In my view, having suffered depression in my life, I think that changes in your diet might be helpful for you to continue to function at a steady level.

Please ask yourself the following questions:

1. Do you use alcohol to relieve stress? If so, please stop using it because it makes
depression worse.

2. Do you drink coffee, tea, or eat anything with chocolate in it? If you think you may have any sensitivity to those things, you should remove them from your diet, because
they have a negative influence on depression. Drink water. That's best for you.

3. Look at your diet next: ask your wife to do some "home cooking" for you! Get
more fresh vegetables, salads (have a fresh salad daily, please)more fruit, and less
red meat in your diet. Eat more fish and consider taking an Omega 3 fatty acid if you would. It is known that it helps the brain function.

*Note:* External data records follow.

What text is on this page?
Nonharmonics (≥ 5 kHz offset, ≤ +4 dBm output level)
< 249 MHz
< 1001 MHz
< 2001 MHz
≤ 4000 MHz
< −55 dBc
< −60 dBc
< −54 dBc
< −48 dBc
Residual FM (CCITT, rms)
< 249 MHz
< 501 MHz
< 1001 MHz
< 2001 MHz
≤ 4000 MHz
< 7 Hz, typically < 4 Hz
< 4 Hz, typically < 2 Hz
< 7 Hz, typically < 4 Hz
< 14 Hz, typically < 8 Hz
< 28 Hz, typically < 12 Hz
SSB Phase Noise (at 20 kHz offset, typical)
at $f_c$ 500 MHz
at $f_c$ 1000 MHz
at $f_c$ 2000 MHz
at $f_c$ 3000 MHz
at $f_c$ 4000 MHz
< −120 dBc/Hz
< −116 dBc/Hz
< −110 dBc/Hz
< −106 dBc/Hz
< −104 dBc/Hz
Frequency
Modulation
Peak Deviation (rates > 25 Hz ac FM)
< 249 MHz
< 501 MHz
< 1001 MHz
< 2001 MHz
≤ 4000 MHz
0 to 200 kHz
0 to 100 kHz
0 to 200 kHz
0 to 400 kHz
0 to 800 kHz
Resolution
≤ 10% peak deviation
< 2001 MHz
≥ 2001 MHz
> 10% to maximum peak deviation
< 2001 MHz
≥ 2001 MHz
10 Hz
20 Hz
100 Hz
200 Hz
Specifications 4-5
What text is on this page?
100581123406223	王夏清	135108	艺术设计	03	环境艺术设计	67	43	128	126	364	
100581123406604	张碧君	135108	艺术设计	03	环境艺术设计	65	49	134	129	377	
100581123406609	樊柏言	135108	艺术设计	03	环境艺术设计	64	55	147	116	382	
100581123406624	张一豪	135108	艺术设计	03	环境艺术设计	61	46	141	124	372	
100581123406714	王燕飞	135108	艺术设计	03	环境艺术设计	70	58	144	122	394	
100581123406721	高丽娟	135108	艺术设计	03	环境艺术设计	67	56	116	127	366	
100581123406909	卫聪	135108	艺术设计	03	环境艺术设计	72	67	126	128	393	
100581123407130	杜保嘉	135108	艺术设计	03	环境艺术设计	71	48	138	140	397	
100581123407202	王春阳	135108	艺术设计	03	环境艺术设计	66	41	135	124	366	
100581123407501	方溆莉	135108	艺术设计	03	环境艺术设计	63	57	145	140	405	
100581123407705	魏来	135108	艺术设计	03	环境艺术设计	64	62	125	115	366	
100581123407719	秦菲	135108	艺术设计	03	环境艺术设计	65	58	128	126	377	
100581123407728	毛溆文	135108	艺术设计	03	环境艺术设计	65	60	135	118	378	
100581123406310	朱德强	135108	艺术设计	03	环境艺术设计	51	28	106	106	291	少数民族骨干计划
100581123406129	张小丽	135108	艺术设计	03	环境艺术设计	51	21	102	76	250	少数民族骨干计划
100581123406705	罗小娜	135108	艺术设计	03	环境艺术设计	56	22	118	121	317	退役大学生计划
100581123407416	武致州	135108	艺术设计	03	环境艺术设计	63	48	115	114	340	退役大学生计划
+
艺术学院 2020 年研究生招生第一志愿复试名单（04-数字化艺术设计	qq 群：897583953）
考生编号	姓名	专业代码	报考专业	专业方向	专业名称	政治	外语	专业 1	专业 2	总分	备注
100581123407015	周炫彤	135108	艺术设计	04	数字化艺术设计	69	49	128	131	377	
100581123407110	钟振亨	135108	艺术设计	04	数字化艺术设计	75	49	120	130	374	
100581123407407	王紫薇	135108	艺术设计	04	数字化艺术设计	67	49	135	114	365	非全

If you just be gentle with yourself and take it slowly, making the most apparent change in your diet that you need to make, you will find yourself feeling better and having much more energy and sleep well at night.

The last thing I would ask you to do is to remove as much sugar as you can from your diet because it makes the emotions like a yo-yo! You will feel calmer, less stressed,
more at ease than you have in a long time if you can manage to cut way back on that.

This is really a matter of being what I call pro-active in our care. Eventually, it may
enable you to cut back on some of your meds (with psychiatrist's approval) because
they all are acidic in digestion. It is desirable to keep more alkaline foods in the diet
than acidic-reacting ones.

I hope this helps somewhat. I am so sorry to see you go through this. Any and everything you can do to help is important.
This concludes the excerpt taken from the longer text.